20. Facilitators also noted the importance of private-sector engagement on economic cluster partnership, bringing together research, business and governments in support of sustainable ocean economic activities on both sides of the Atlantic. The U.S. Department of Commerce noted their recent grant to the Maritime Alliance in San Diego, California, in support of export opportunities related to ocean cooperation in this sector.

21. Facilitators praised the close alignment of scientific priorities in this sector, such as on ocean observation and ecosystem management, based on which the TEC may facilitate U.S.-EU ocean cooperation efforts. The EU will host the Our Ocean Conference in Malta in October 2017. Facilitators believe this will be an opportunity to showcase U.S.-EU ocean cooperation in support of the blue economy and jobs.

Bio-base economy

22. The U.S. and EU confirmed their commitment to continue cooperating on bio-base products. Shared objectives include the development of information and guidance materials on the nature of bio-base products, data collection, and benchmarking, and eventually the development of aligned standards, in order to grow the transatlantic and global market for these products. Each side is paying particular attention to the needs of SMEs active in this sector.

23. Standards development bodies on both sides will organise a joint workshop in April 2017 in Toronto, Canada. Facilitators supported this and other engagements to help further align international standards in this area.
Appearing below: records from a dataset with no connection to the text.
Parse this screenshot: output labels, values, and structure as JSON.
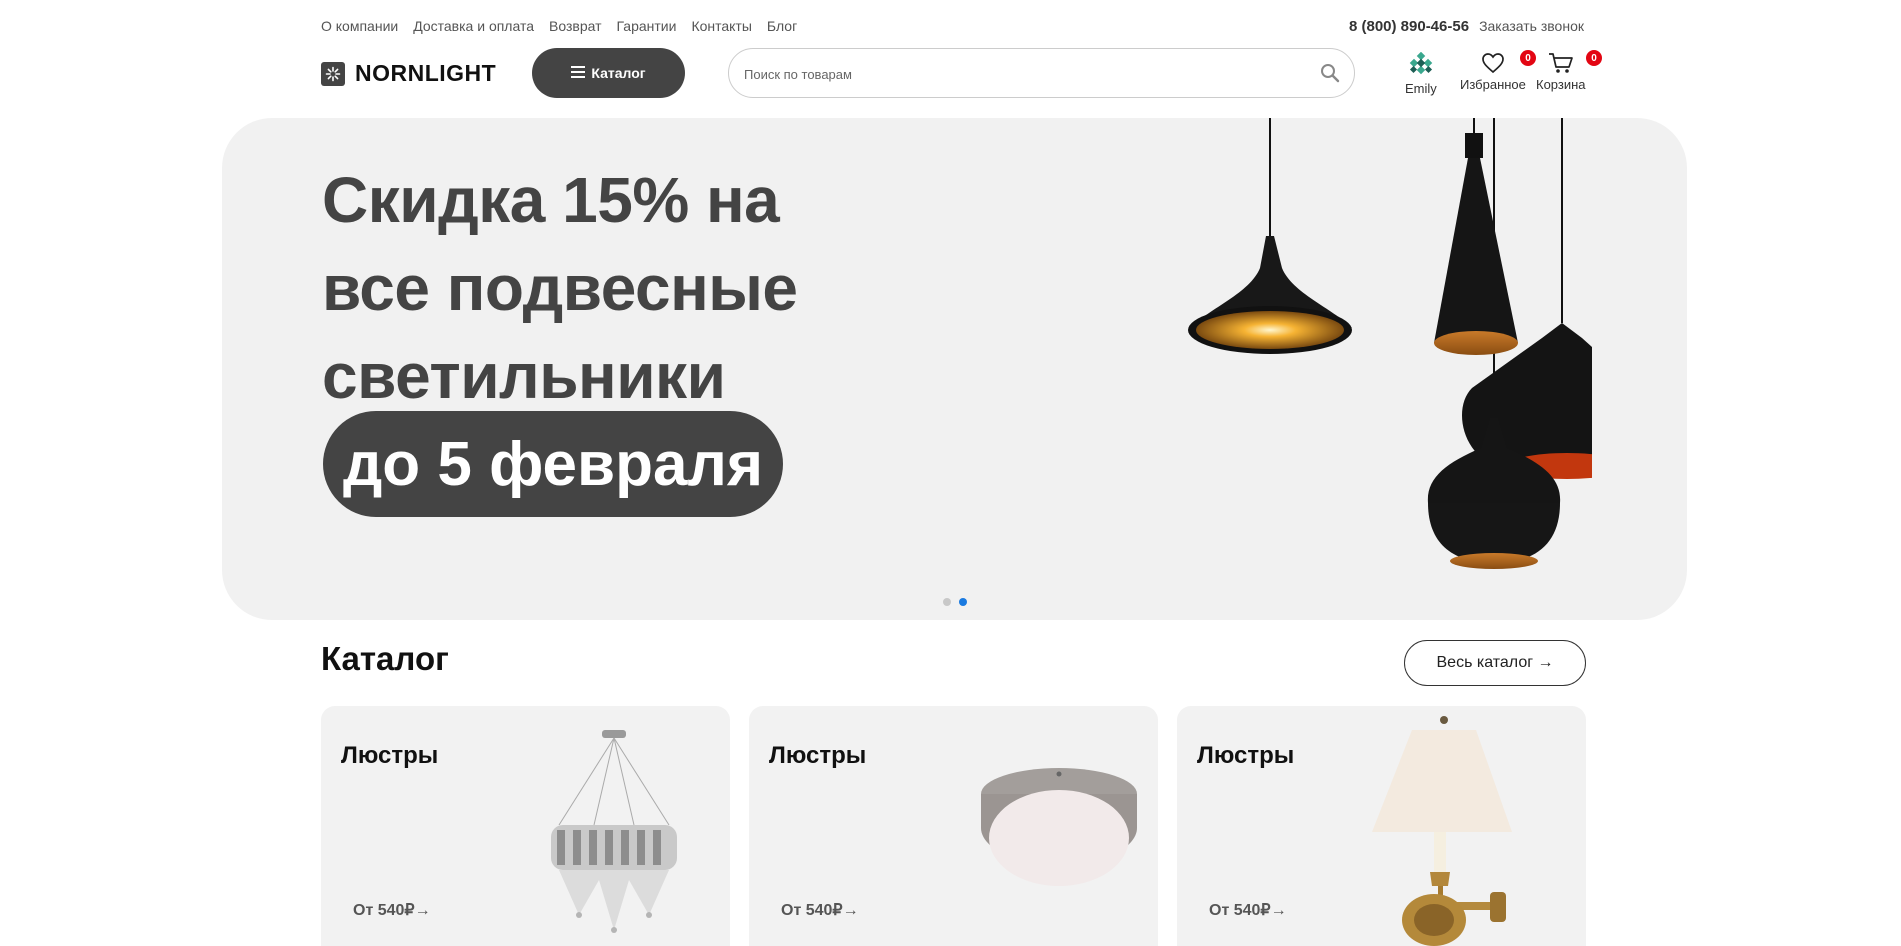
{
  "topnav": {
    "links": [
      "О компании",
      "Доставка и оплата",
      "Возврат",
      "Гарантии",
      "Контакты",
      "Блог"
    ],
    "phone": "8 (800) 890-46-56",
    "callback": "Заказать звонок"
  },
  "header": {
    "logo": "NORNLIGHT",
    "catalog_label": "Каталог",
    "search_placeholder": "Поиск по товарам",
    "user_name": "Emily",
    "favorites_label": "Избранное",
    "favorites_count": "0",
    "cart_label": "Корзина",
    "cart_count": "0"
  },
  "banner": {
    "line1": "Скидка 15% на",
    "line2": "все подвесные",
    "line3": "светильники",
    "highlight": "до 5 февраля",
    "slides": 2,
    "active_slide": 2,
    "accent_color": "#1a7ae0"
  },
  "catalog": {
    "title": "Каталог",
    "all_button": "Весь каталог →",
    "cards": [
      {
        "title": "Люстры",
        "price": "От 540₽→",
        "image": "crystal-chandelier"
      },
      {
        "title": "Люстры",
        "price": "От 540₽→",
        "image": "ceiling-lamp"
      },
      {
        "title": "Люстры",
        "price": "От 540₽→",
        "image": "wall-sconce"
      }
    ]
  }
}
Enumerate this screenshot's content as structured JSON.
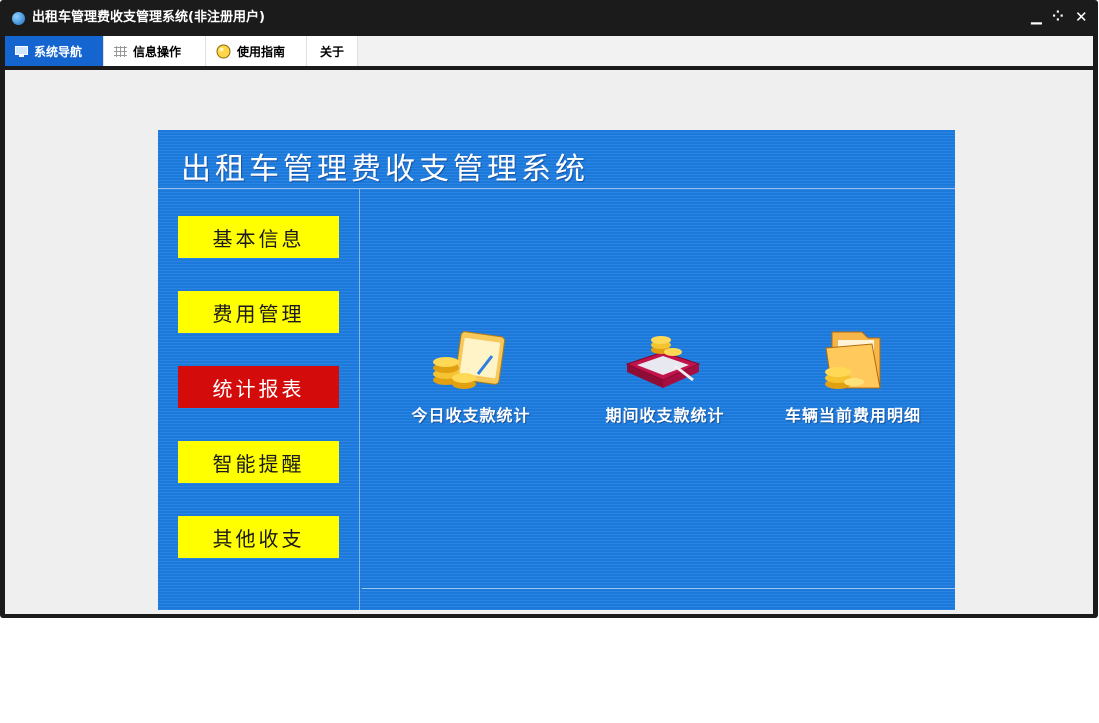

24. Facilitators noted the regular contacts between the U.S. Emerging Technologies Interagency Policy Coordination Committee and the EU Inter-Service Group on Nanotechnology, in the form of eight bi-annual videoconferences. The most recent one took place on September 22, 2016. These working group meetings allow the exchange of information about regulatory developments and research collaboration, and have helped to inform scientific and regulatory decision-making on both sides. The next nanotechnology dialogue is expected to take place in March 2017.

Raw materials

25. The U.S. and EU continue to be active in this area. The 2012 TEC Raw Materials Roadmap is based on five pillars: 1) trade cooperation; 2) raw materials data flows and information sharing; 3) resource efficiency; 4) research and development in substitution and product design; and 5) waste shipments.

26. The 6th meeting of the U.S., EU, and Japan critical materials group (which includes research and development of raw material substitutes) took place in Brussels, Belgium on November 29, 2016. In addition, the U.S. Geological Survey, the EU and its member states have been actively engaging on how to classify a mineral as critical. This will help align responses designed to avoid future disruptions of trade and manufacturing of products using these materials.